Clean laundry that you’ve just ironed: it’s a scent that makes a home smell cared-for and domestic, like baking bread or brewing coffee.
It’s a chore. It’s satisfying. It’s time consuming. It’s a waste of time. We all have a different feeling about a stack of ironing.
A hankie was the first thing I learned to iron when I was little and wanted to “be just like Mum”, at that stage when you pretended that your dollies were your own babies.
It’s the old-fashioned symbol of a gallant gent, ready to whisk it out of his breast pocket to rescue a woman in distress.
Perhaps it’s the mark of a smart young man off for his first job interview.
A white hankie raised in surrender?
What does a neatly pressed clean hankie say to you?
While you’re thinking about that, I’ll tell you about something faintly spooky that happened today.
I noticed a strong smell of tobacco, which obviously is impossible in an office these days. Angela smelled it, too, but no one else. That set us speculating that it was the ghost of some editor past, puffing on his pipe and haunting the corridors of our newly-refurbished old building. I kind of like that thought.

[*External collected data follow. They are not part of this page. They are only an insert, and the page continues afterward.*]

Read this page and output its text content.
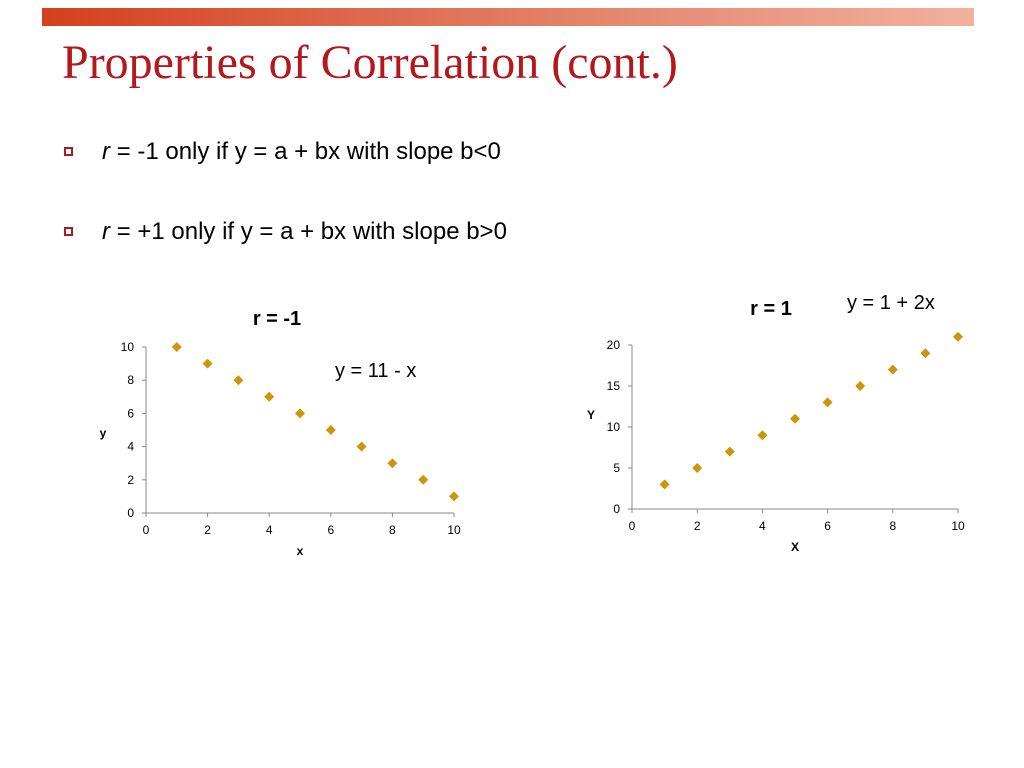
Properties of Correlation (cont.)
r = -1 only if y = a + bx with slope b<0
r = +1 only if y = a + bx with slope b>0
0
2
4
6
8
10
0	2	4	6	8	10
r = -1
x
y
0
5
10
15
20
0	2	4	6	8	10
r = 1
X
Y
y = 11 - x
y = 1 + 2x
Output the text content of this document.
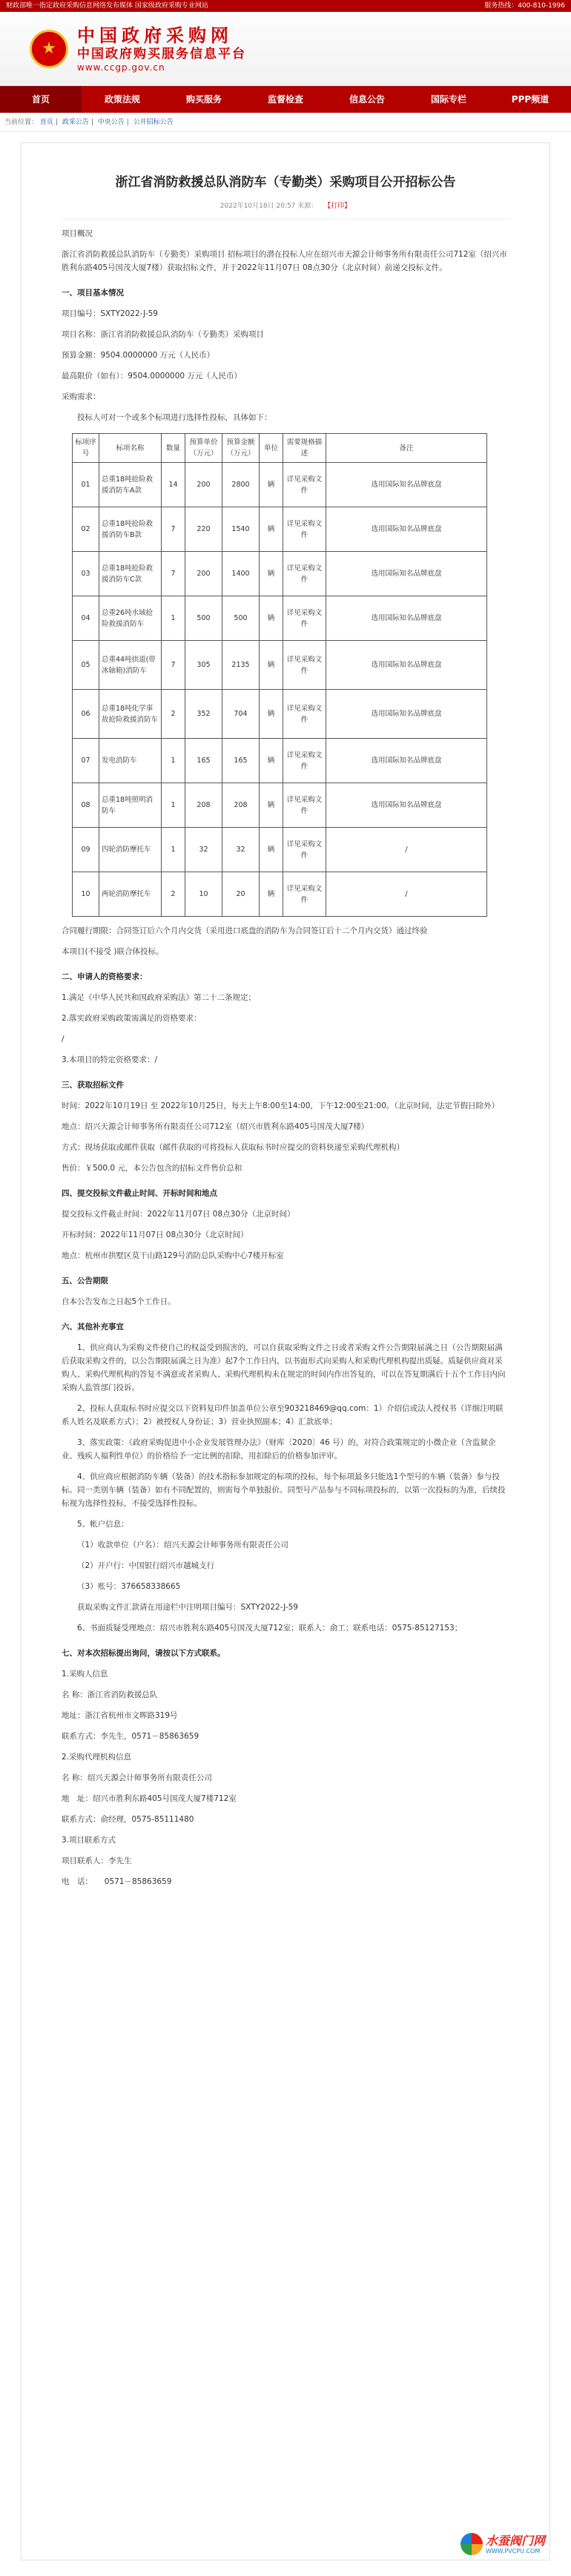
财政部唯一指定政府采购信息网络发布媒体 国家级政府采购专业网站	服务热线：400-810-1996
★
中国政府采购网
中国政府购买服务信息平台
www.ccgp.gov.cn
首页	政策法规	购买服务	监督检查	信息公告	国际专栏	PPP频道
当前位置： 首页 | 政采公告 | 中央公告 | 公开招标公告
浙江省消防救援总队消防车（专勤类）采购项目公开招标公告
2022年10月18日 20:57 来源： 【打印】

项目概况

浙江省消防救援总队消防车（专勤类）采购项目 招标项目的潜在投标人应在绍兴市天源会计师事务所有限责任公司712室（绍兴市胜利东路405号国茂大厦7楼）获取招标文件，并于2022年11月07日 08点30分（北京时间）前递交投标文件。

一、项目基本情况

项目编号：SXTY2022-J-59

项目名称：浙江省消防救援总队消防车（专勤类）采购项目

预算金额：9504.0000000 万元（人民币）

最高限价（如有）：9504.0000000 万元（人民币）

采购需求：

投标人可对一个或多个标项进行选择性投标，具体如下：

标项序号	标项名称	数量	预算单价（万元）	预算金额（万元）	单位	需要规格描述	备注
01	总重18吨抢险救援消防车A款	14	200	2800	辆	详见采购文件	选用国际知名品牌底盘
02	总重18吨抢险救援消防车B款	7	220	1540	辆	详见采购文件	选用国际知名品牌底盘
03	总重18吨抢险救援消防车C款	7	200	1400	辆	详见采购文件	选用国际知名品牌底盘
04	总重26吨水域抢险救援消防车	1	500	500	辆	详见采购文件	选用国际知名品牌底盘
05	总重44吨拱道(带冰轴箱)消防车	7	305	2135	辆	详见采购文件	选用国际知名品牌底盘
06	总重18吨化学事故抢险救援消防车	2	352	704	辆	详见采购文件	选用国际知名品牌底盘
07	发电消防车	1	165	165	辆	详见采购文件	选用国际知名品牌底盘
08	总重18吨照明消防车	1	208	208	辆	详见采购文件	选用国际知名品牌底盘
09	四轮消防摩托车	1	32	32	辆	详见采购文件	/
10	两轮消防摩托车	2	10	20	辆	详见采购文件	/

合同履行期限：合同签订后六个月内交货（采用进口底盘的消防车为合同签订后十二个月内交货）通过终验

本项目(不接受 )联合体投标。

二、申请人的资格要求：

1.满足《中华人民共和国政府采购法》第二十二条规定；

2.落实政府采购政策需满足的资格要求：

/

3.本项目的特定资格要求：/

三、获取招标文件

时间：2022年10月19日 至 2022年10月25日，每天上午8:00至14:00，下午12:00至21:00。（北京时间，法定节假日除外）

地点：绍兴天源会计师事务所有限责任公司712室（绍兴市胜利东路405号国茂大厦7楼）

方式：现场获取或邮件获取（邮件获取的可将投标人获取标书时应提交的资料快递至采购代理机构）

售价：￥500.0 元，本公告包含的招标文件售价总和

四、提交投标文件截止时间、开标时间和地点

提交投标文件截止时间：2022年11月07日 08点30分（北京时间）

开标时间：2022年11月07日 08点30分（北京时间）

地点：杭州市拱墅区莫干山路129号消防总队采购中心7楼开标室

五、公告期限

自本公告发布之日起5个工作日。

六、其他补充事宜

1、供应商认为采购文件使自己的权益受到损害的，可以自获取采购文件之日或者采购文件公告期限届满之日（公告期限届满后获取采购文件的，以公告期限届满之日为准）起7个工作日内，以书面形式向采购人和采购代理机构提出质疑。质疑供应商对采购人、采购代理机构的答复不满意或者采购人、采购代理机构未在规定的时间内作出答复的，可以在答复期满后十五个工作日内向采购人监管部门投诉。

2、投标人获取标书时应提交以下资料复印件加盖单位公章至903218469@qq.com：1）介绍信或法人授权书（详细注明联系人姓名及联系方式）；2）被授权人身份证；3）营业执照副本；4）汇款底单；

3、落实政策：《政府采购促进中小企业发展管理办法》（财库〔2020〕46 号）的，对符合政策规定的小微企业（含监狱企业、残疾人福利性单位）的价格给予一定比例的扣除，用扣除后的价格参加评审。

4、供应商应根据消防车辆（装备）的技术指标参加规定的标项的投标，每个标项最多只能选1个型号的车辆（装备）参与投标。同一类别车辆（装备）如有不同配置的，则需每个单独报价。同型号产品参与不同标项投标的，以第一次投标的为准，后续投标视为选择性投标，不接受选择性投标。

5、帐户信息：

（1）收款单位（户名）：绍兴天源会计师事务所有限责任公司

（2）开户行：中国银行绍兴市越城支行

（3）账号：376658338665

获取采购文件汇款请在用途栏中注明项目编号：SXTY2022-J-59

6、书面质疑受理地点：绍兴市胜利东路405号国茂大厦712室；联系人：俞工；联系电话：0575-85127153；

七、对本次招标提出询问，请按以下方式联系。

1.采购人信息

名 称：浙江省消防救援总队

地址：浙江省杭州市文晖路319号

联系方式：李先生，0571－85863659

2.采购代理机构信息

名 称：绍兴天源会计师事务所有限责任公司

地　址：绍兴市胜利东路405号国茂大厦7楼712室

联系方式：俞经理，0575-85111480

3.项目联系方式

项目联系人：李先生

电　话：　　0571－85863659

水蚕阀门网
WWW.PVCPU.COM
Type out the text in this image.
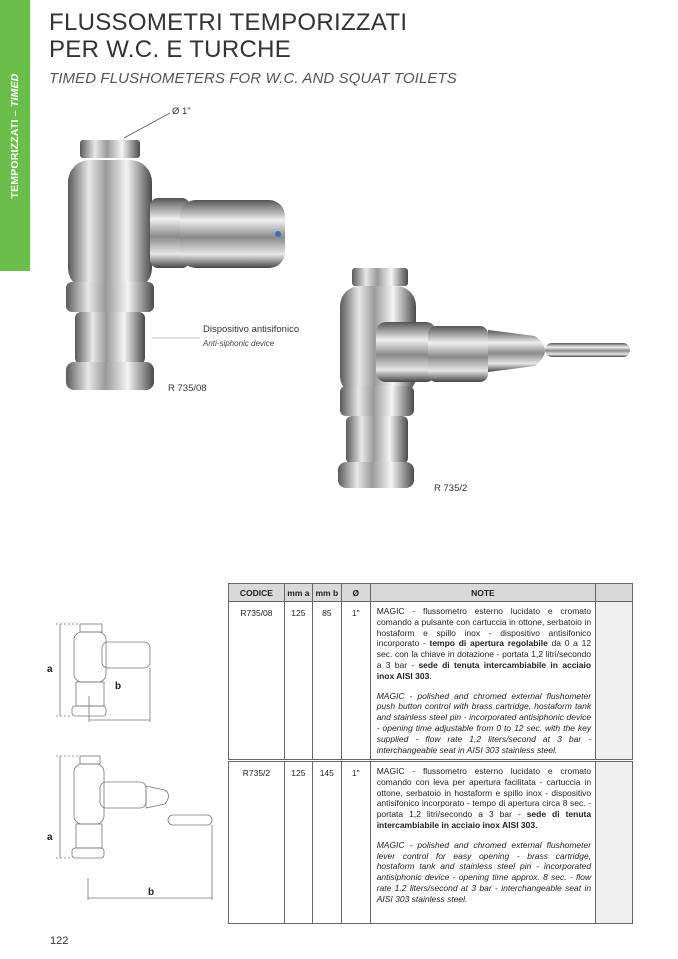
TEMPORIZZATI – TIMED
FLUSSOMETRI TEMPORIZZATI
PER W.C. E TURCHE
TIMED FLUSHOMETERS FOR W.C. AND SQUAT TOILETS
Ø 1"
Dispositivo antisifonico
Anti-siphonic device
R 735/08
R 735/2
CODICE	mm a	mm b	Ø	NOTE	
R735/08	125	85	1"	MAGIC - flussometro esterno lucidato e cromato comando a pulsante con cartuccia in ottone, serbatoio in hostaform e spillo inox - dispositivo antisifonico incorporato - tempo di apertura regolabile da 0 a 12 sec. con la chiave in dotazione - portata 1,2 litri/secondo a 3 bar - sede di tenuta intercambiabile in acciaio inox AISI 303.

MAGIC - polished and chromed external flushometer push button control with brass cartridge, hostaform tank and stainless steel pin - incorporated antisiphonic device - opening time adjustable from 0 to 12 sec. with the key supplied - flow rate 1,2 liters/second at 3 bar - interchangeable seat in AISI 303 stainless steel.	

R735/2	125	145	1"	MAGIC - flussometro esterno lucidato e cromato comando con leva per apertura facilitata - cartuccia in ottone, serbatoio in hostaform e spillo inox - dispositivo antisifonico incorporato - tempo di apertura circa 8 sec. - portata 1,2 litri/secondo a 3 bar - sede di tenuta intercambiabile in acciaio inox AISI 303.

MAGIC - polished and chromed external flushometer lever control for easy opening - brass cartridge, hostaform tank and stainless steel pin - incorporated antisiphonic device - opening time approx. 8 sec. - flow rate 1.2 liters/second at 3 bar - interchangeable seat in AISI 303 stainless steel.

a
b
a
b
122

So, back to the story starter. I’m still looking for 2000 and 3000, but more especially the latter, please. And please, not the dreaded 2500 which falls slap bang in the middle and doesn’t fit any of our templates! Season? I chose the stories for our July 22 issue this morning, so obviously if you’re writing you need to be thinking now about autumn and winter. This writing lark does rush us through the year, doesn’t it?
And if that thought makes you want to weep, there’s another purpose for your clean hankie!